24. Static Data Transformations

  • assign_value(col, value): This api assigns a constant value to an existing column.
  • copy(col, new_col): This api copies the column col to new_col.
  • set_missing_values(cols, default_val): This api sets the value of each column specific in cols as default_val wherever its value is empty.

Examples

>>> x.assign_value("petal_length", "1.0").show(3)
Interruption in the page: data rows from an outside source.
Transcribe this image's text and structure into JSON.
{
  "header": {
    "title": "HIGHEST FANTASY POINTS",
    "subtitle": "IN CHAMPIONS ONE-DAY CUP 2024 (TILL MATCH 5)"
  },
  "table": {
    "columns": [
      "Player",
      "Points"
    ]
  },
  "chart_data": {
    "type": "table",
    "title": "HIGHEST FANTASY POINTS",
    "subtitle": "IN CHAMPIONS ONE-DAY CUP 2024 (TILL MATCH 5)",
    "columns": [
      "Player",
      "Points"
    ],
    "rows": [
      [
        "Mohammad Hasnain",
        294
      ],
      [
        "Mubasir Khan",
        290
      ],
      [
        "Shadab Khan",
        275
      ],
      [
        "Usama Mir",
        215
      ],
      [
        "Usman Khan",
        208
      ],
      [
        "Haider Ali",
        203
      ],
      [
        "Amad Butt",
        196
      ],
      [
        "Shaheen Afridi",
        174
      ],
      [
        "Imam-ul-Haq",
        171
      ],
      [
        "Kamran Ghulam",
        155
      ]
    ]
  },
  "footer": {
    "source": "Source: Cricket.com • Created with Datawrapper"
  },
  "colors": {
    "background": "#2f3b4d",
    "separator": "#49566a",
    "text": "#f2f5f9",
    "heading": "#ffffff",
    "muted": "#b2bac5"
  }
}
sepal_length	sepal_width	petal_length	petal_width	class      
5.1         	        3.5	         1.0	        0.2	Iris-setosa
4.9         	        3.0	         1.0	        0.2	Iris-setosa
4.7         	        3.2	         1.0	        0.2	Iris-setosa

C. Visualization, Statistics and Machine Learning

Any functionality that needs extensive 3rd party libraries like matplotlib, seaborn or scikit as provided as extension packages. Not all extension packages might be relevant for all users, and please refer to the documentation section of individual packages for further details. Here are some basic explained for visualization.

1. Basic Plots

These plots are best described in the [example-notebooks/graphs].

  • linechart
  • scatterplot
  • histogram
  • density
  • barchart
  • boxplot

2. Advanced Plots

  • corr_heatmap
  • pairplot

3. Statistics and Machine Learning

This is work in progress.

D. Enable / Disable Debug Messages

There are certain flags that enable or disable internal log messages. These are meant for advanced users only.

  • tsv.enable_debug_mode(): Enables debug mode.
  • tsv.disable_debug_mode(): Disables debug mode.
  • tsv.set_report_progress_perc(perc): Displays a progress bar when the operations are finished in multiples of perc.
  • tsv.set_report_progress_min_thresh(thresh): Sets the debugging only on operations where number of rows is more than thresh.